Ни у Жанны, ни у ее односельчан феи никак не ассоциировались с нечистью и ведовством. «Спрошенная (на тайном допросе 17 марта), считалась ли та ее крестная, которая видела фей, благоразумной женщиной, отвечала, что она слывет женщиной вполне порядочной, не ворожеей и не ведьмой. Спрошенная, верила ли она до сегодняшнего дня, что феи — это злые духи, отвечала, что она об этом ничего не знала» (Т, I, 168, 169).
На процессе реабилитации свидетели, говоря о «дереве фей», не выделяли Жанну из общей массы молодых людей; и в этом отношении она была для них «такая, как другие». Но со временем, когда никого из тех, кто водил с ней хороводы, не останется в живых, феи покинут свое жилище, и легенда свяжет столетний бук с громким именем Жанны-Девы. И подобно тому, как появлялись в различные времена «дуб Карла Великого» или «дуб Петра Первого», близ Домреми в начале XVI в. появилось «дерево Девы». В 1547 г. о нем упомянул в «Древностях бельгийской Галлии» верденский священник Ришар де Вассенбург: местные жители уверяли его, что под «деревом Девы» никогда не идет ни дождь, ни снег (107, 472). Спустя треть века, Монтень, как мы знаем, видел «дерево Девы», но не нашел в нем «ничего примечательного».
Деревья живут дольше людей, но и их не щадят войны. «Дерево Девы» погибло во время одной из опустошительных войн середины XVII в.
А «источник Девы» существует в Домреми и поныне.
Через Домреми проходили две границы. Одна — между Французским королевством и герцогством Лотарингия, {45} входившим тогда в состав Германской империи; рубежом здесь была река Маас, на левом берегу которой расположена родная деревня Жанны.

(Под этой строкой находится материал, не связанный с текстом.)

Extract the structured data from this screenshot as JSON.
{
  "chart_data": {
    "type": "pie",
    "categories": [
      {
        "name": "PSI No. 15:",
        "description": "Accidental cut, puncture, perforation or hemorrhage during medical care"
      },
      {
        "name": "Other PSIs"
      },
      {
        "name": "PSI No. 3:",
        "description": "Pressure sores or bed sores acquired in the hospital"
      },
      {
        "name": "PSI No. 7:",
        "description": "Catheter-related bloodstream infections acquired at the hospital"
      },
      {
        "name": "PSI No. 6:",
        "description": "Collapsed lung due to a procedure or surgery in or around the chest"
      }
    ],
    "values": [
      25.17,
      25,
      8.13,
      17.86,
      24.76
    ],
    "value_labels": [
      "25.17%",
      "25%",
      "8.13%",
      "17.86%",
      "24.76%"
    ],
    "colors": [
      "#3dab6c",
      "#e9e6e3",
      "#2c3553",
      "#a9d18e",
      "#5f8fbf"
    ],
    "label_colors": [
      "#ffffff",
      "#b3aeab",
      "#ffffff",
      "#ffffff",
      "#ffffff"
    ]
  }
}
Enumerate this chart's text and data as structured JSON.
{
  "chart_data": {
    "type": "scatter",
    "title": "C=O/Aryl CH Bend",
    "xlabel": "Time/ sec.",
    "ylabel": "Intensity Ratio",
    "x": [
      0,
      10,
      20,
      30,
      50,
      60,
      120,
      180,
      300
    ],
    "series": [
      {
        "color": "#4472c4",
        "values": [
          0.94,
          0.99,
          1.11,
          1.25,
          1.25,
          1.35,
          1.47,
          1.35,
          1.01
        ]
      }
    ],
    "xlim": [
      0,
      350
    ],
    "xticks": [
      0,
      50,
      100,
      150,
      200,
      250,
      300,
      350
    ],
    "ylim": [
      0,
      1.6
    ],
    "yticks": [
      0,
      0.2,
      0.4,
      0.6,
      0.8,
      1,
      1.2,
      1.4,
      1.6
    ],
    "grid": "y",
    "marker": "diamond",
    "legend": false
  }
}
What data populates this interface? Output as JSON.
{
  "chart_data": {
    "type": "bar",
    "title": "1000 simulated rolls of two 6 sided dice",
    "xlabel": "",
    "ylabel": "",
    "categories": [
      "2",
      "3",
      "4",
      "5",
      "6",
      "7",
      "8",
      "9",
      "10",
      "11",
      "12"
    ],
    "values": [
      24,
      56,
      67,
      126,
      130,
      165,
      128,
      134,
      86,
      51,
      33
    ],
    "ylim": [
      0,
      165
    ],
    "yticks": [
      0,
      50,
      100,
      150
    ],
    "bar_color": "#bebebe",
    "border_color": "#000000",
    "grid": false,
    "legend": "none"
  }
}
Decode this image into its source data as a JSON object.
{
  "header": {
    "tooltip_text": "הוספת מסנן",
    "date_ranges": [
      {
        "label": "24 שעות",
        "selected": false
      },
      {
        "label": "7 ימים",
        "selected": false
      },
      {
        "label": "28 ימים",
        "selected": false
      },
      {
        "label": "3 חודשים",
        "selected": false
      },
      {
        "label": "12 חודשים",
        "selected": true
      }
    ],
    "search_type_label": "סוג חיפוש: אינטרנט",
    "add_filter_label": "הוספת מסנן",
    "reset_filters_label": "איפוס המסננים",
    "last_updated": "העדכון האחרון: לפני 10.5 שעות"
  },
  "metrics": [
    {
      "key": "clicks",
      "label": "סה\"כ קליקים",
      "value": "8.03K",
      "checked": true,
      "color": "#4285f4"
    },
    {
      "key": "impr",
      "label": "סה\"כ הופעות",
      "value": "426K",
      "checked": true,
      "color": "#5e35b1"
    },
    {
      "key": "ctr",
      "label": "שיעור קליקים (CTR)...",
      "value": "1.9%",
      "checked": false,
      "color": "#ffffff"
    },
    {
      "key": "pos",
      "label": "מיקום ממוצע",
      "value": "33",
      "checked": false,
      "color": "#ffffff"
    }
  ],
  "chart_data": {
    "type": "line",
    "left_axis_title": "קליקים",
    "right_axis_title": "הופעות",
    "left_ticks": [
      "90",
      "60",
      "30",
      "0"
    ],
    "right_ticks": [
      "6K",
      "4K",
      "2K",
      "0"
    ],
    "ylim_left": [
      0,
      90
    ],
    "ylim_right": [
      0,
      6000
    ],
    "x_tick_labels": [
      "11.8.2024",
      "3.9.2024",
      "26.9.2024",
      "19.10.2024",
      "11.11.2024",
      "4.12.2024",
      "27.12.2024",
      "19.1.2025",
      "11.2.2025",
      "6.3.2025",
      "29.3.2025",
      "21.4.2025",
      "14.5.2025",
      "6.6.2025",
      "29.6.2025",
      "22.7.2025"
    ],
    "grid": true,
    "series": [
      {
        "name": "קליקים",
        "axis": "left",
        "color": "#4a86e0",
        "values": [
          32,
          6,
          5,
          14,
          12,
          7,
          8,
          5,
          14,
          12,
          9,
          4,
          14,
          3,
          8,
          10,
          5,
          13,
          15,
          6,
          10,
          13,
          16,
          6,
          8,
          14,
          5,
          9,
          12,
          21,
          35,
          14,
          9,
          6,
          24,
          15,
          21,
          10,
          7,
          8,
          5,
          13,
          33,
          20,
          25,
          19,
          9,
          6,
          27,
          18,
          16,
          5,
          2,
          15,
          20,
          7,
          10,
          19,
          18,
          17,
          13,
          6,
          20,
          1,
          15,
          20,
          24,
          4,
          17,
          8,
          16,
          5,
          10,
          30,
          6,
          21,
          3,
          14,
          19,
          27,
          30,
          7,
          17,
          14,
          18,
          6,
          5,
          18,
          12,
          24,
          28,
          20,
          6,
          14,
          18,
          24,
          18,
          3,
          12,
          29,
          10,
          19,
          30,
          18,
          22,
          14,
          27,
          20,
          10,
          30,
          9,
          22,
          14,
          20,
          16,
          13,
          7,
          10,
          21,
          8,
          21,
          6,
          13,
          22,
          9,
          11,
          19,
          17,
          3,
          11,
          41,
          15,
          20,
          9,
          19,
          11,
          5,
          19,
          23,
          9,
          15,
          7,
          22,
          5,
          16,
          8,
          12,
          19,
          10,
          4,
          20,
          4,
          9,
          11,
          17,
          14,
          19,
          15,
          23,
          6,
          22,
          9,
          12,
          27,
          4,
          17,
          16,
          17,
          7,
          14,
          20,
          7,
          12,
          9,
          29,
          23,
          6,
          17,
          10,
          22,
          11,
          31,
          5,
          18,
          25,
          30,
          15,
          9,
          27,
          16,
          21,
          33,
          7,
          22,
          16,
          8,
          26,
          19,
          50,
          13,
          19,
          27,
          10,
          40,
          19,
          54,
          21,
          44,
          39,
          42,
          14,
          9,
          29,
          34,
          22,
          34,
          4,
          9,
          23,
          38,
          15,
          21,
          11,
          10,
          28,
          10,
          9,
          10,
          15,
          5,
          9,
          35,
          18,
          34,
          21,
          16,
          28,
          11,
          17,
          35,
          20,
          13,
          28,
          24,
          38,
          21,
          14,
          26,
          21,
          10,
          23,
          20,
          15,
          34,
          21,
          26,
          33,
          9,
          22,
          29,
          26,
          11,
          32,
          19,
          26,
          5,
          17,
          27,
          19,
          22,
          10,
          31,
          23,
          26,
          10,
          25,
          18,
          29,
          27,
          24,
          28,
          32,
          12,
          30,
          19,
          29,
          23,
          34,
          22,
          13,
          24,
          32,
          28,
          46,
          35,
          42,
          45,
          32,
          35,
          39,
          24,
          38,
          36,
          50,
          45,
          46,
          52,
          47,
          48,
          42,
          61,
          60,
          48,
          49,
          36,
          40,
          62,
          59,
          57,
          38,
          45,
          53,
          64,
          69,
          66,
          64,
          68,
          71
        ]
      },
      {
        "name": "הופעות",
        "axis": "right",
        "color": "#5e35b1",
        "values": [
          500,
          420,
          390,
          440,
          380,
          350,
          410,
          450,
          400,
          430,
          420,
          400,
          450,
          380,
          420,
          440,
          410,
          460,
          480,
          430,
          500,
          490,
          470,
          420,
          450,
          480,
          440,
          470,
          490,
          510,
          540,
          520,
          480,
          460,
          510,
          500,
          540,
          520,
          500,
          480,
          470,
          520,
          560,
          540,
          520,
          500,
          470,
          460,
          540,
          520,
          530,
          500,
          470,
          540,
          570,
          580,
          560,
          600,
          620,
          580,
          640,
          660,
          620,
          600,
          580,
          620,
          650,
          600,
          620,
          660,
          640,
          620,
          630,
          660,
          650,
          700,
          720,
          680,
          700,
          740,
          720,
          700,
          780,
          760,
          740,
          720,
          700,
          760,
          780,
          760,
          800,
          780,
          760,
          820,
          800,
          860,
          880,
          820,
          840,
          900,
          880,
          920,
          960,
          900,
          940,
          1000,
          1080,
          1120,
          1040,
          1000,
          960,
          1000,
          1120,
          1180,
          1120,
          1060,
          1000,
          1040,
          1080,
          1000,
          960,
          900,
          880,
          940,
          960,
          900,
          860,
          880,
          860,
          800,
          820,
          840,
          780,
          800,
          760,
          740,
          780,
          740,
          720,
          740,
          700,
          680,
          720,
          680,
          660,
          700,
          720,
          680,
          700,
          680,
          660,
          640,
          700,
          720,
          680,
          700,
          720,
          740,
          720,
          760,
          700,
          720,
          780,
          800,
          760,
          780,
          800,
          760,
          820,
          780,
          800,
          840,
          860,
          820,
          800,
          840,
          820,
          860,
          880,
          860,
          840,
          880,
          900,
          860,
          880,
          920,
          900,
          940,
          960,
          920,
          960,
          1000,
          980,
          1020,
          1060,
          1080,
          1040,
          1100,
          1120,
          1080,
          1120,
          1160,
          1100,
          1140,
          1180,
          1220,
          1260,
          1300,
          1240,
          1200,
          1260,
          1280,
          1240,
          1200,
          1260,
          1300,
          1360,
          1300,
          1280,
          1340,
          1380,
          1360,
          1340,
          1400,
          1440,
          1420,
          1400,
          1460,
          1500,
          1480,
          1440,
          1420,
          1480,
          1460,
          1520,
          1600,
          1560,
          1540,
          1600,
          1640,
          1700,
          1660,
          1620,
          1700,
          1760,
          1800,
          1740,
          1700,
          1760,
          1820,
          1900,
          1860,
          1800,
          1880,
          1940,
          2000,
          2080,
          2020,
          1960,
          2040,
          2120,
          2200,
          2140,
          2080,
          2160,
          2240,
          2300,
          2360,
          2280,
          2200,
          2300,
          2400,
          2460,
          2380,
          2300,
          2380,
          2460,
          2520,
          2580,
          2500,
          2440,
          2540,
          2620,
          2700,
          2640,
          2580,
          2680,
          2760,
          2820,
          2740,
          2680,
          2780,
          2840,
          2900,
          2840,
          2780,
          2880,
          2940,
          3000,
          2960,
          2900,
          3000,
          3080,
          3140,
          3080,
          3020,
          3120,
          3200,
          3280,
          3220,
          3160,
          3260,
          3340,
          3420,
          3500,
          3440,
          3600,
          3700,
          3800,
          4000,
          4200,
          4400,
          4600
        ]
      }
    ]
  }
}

Вторая — между собственно королевским владением в герцогстве Бар (Ваrroi mouvant) и той частью герцогства, которая являлась феодом Империи. Рубежом служил безымянный ручей, пересекавший Домреми поперек, с запада на восток, и впадавший в Маас.
Дом Жака д'Арка стоял на северной, «королевской», стороне. Обитатели этой части деревни были лично свободными людьми, феодальными держателями земли, чьи обязанности по отношению к непосредственному сеньору, каковым для них являлся король, практически сводились к выплате определенного, строго фиксированного побора (ценза). Однако их соседи, жившие буквально в нескольких шагах, за ручьем, находились в личной зависимости от сеньоров Домреми и подвергались гораздо более интенсивной феодальной эксплуатации. Подобный контраст был, впрочем, нередким явлением в средневековой деревне.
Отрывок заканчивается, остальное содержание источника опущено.